The BKA previously described how the gangs abused the system, stating: “It was inevitable that these people would make applications for asylum, only to temporarily stay to commit crimes in Germany.”

The BKA states that the figures have continued to rise since they initially commented on the epidemic of Georgian gangs in April. The agency claims that the asylum process is still being abused, and that the gangs have spread across the entire country:

“Half of all Georgian offenders from the area of property crime have applied for asylum. In almost all cases, the asylum is denied.”

Describing how the criminals operate once in Germany, Mr. Münch said: “The perpetrators act in teams and besides cash look for objects that can easily be sold on the black market.” After committing the crimes the migrants are then said to leave the country to head back to Georgia with any cash they have been able to accumulate.

According to Mr. Münch the main reason for Georgians and others coming to Germany to commit crimes is the huge income inequality between Germany and their home countries. “In states like Georgia unemployment is high, incomes are low. So people try another way to make money,” he said, but was not able to answer whether he thought the trend would show signs of declining in the near future.
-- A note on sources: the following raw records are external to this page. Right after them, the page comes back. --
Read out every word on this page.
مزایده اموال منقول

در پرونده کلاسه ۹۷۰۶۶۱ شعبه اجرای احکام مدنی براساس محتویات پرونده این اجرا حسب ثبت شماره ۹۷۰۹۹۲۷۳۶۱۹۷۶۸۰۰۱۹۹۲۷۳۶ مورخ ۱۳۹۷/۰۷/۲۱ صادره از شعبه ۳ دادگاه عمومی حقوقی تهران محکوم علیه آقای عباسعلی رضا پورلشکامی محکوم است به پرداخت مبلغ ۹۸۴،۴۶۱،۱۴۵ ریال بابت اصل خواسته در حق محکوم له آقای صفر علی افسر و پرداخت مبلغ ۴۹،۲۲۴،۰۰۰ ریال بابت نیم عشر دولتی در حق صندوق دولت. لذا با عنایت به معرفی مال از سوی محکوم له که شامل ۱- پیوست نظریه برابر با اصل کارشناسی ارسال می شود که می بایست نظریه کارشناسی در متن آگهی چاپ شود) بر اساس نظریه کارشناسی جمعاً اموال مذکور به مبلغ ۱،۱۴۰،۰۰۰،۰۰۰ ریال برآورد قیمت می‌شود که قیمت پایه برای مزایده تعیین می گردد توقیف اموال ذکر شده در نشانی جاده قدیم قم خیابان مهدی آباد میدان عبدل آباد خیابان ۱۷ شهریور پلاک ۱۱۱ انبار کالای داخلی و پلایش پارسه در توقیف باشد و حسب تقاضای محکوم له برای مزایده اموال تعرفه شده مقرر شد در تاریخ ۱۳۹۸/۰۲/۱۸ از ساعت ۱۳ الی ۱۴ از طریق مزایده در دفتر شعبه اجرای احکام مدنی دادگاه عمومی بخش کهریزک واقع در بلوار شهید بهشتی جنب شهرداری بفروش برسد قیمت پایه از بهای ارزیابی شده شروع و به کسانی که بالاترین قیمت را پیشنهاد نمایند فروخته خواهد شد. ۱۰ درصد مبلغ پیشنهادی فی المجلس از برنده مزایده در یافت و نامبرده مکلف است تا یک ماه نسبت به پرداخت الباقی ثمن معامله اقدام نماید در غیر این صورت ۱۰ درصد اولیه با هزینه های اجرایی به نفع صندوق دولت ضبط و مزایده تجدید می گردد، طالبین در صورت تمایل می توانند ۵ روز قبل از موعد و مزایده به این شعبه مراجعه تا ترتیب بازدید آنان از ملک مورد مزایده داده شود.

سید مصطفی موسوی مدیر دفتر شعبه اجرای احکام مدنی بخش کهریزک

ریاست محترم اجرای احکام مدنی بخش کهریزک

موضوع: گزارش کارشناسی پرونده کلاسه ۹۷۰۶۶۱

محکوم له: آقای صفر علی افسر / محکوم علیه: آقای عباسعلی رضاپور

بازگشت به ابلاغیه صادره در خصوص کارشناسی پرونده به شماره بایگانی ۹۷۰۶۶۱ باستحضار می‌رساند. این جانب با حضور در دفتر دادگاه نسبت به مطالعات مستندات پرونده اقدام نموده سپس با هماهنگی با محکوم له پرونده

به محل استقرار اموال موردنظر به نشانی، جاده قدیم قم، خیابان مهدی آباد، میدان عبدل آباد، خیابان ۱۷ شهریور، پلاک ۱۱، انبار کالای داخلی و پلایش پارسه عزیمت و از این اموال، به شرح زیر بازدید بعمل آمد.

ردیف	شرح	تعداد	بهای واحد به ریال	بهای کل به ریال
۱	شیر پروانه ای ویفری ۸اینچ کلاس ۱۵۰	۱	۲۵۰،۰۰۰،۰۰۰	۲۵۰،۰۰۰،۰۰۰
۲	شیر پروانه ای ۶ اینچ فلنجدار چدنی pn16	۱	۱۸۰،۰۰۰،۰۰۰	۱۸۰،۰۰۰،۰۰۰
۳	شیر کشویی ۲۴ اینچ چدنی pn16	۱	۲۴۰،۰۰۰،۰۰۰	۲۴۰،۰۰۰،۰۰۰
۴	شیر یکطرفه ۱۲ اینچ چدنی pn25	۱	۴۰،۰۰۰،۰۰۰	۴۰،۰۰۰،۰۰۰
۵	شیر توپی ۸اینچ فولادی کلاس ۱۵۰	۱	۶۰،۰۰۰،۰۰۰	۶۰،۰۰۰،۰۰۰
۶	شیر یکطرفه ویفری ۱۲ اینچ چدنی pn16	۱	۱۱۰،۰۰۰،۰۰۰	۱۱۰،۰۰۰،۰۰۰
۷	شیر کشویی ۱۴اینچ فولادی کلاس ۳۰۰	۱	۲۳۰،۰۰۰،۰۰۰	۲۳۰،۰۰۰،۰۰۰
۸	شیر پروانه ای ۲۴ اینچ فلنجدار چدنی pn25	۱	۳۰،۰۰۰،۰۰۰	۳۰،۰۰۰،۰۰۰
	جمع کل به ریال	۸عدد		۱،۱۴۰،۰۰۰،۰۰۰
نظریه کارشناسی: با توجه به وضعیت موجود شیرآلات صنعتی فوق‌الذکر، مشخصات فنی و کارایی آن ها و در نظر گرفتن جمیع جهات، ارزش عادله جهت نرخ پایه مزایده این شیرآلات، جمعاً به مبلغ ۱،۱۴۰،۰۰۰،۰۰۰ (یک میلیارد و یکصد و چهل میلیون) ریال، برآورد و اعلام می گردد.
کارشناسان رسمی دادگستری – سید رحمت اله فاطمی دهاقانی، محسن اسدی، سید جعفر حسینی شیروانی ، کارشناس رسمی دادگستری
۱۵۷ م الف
Some of the migrant gangs come from countries within the European Union, such as Romania. Britain has had its own problems with Romanian gangs.

UKIP leader Nigel Farage has routinely commented on the situation: “The unfortunate reality is that we are in political union with a post-Communist country that has become highly susceptible to organised crime.” He decried the media for under reporting the origins of the criminal gangs, saying that “where there are differential crime rates between nationalities, it is perfectly legitimate to point this out and to discuss it in the public sphere and I shall continue to do so.”

Migrant gangs have also been responsible for an increase in the drugs trade in Europe which has led to dramatic and brutally violent episodes. In March, migrant gangs left a severed head in an Amsterdam street after a conflict between rivals.